Oleh karena itu, setiap kritik terhadap kontribusi RAF terhadap DYNAMO tidak berdasar - dan pengalaman yang diperoleh di pantai-pantai berdarah akan segera terbukti signifikan secara taktis, teknis, dan strategis.

Diadaptasi dari Spitfire! Kisah Lengkap Skuadron Tempur Pertempuran Inggris yang Unik, oleh Dilip Sarkar MBE, diterbitkan oleh Pen & Sword.

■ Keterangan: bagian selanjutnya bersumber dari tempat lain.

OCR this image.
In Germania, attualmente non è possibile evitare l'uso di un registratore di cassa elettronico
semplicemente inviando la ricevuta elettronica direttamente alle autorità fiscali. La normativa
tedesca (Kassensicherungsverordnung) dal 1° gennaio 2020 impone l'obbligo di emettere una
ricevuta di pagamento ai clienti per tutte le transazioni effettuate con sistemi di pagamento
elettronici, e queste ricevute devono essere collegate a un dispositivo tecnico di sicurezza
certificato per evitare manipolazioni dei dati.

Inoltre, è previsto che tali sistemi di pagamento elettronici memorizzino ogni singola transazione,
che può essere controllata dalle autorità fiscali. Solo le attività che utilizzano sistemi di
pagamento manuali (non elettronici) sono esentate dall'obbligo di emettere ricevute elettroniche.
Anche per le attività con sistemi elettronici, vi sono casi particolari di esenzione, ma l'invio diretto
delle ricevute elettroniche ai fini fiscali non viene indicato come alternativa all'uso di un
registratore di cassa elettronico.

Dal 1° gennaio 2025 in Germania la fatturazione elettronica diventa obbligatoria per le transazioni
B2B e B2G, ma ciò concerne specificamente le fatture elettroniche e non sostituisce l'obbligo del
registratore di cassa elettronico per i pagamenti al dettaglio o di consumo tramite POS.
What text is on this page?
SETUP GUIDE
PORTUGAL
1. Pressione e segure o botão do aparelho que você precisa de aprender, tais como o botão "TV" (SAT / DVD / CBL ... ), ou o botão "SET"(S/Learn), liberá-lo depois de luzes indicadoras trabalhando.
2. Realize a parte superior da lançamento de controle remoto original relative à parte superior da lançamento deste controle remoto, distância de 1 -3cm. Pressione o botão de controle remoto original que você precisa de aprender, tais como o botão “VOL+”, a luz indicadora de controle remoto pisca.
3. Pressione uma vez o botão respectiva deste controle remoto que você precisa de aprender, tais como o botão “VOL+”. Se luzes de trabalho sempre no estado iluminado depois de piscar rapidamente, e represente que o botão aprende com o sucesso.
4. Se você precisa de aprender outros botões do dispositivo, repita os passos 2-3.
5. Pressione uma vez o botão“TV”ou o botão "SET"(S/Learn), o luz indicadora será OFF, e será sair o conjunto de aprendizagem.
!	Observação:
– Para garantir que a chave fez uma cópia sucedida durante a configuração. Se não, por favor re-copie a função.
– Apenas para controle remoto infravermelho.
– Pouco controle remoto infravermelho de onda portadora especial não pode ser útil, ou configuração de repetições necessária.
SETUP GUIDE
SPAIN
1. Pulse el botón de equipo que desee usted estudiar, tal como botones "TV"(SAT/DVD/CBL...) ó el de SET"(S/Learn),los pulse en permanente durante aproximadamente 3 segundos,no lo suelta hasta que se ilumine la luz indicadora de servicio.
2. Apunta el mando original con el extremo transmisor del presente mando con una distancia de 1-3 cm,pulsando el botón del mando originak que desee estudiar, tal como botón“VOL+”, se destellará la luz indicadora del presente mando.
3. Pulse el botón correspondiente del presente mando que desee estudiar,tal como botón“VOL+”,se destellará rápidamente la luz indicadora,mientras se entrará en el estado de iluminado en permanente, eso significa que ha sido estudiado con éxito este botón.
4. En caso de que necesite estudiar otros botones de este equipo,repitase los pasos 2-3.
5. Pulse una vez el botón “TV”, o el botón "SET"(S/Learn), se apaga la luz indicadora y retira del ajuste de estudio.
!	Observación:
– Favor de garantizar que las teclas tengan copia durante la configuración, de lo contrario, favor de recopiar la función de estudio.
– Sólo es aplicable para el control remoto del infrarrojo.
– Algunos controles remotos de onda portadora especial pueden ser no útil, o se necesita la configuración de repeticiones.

Kredit Gambar Unggulan: Skuadron 19 beraksi pada tanggal 26 Mei 1940, dilukis oleh dan atas nama Barry Weekly.

Harold Jones

Harold Jones adalah seorang penulis dan sejarawan berpengalaman, dengan hasrat untuk menjelajahi kisah-kisah kaya yang telah membentuk dunia kita. Dengan pengalaman lebih dari satu dekade dalam jurnalisme, dia sangat memperhatikan detail dan bakat nyata untuk menghidupkan kembali masa lalu. Telah bepergian secara ekstensif dan bekerja dengan museum dan lembaga budaya terkemuka, Harold berdedikasi untuk menggali kisah paling menarik dari sejarah dan membagikannya kepada dunia. Melalui karyanya, dia berharap dapat menginspirasi kecintaan untuk belajar dan pemahaman yang lebih dalam tentang orang-orang dan peristiwa yang telah membentuk dunia kita. Saat sedang tidak sibuk meneliti dan menulis, Harold menikmati hiking, bermain gitar, dan menghabiskan waktu bersama keluarganya.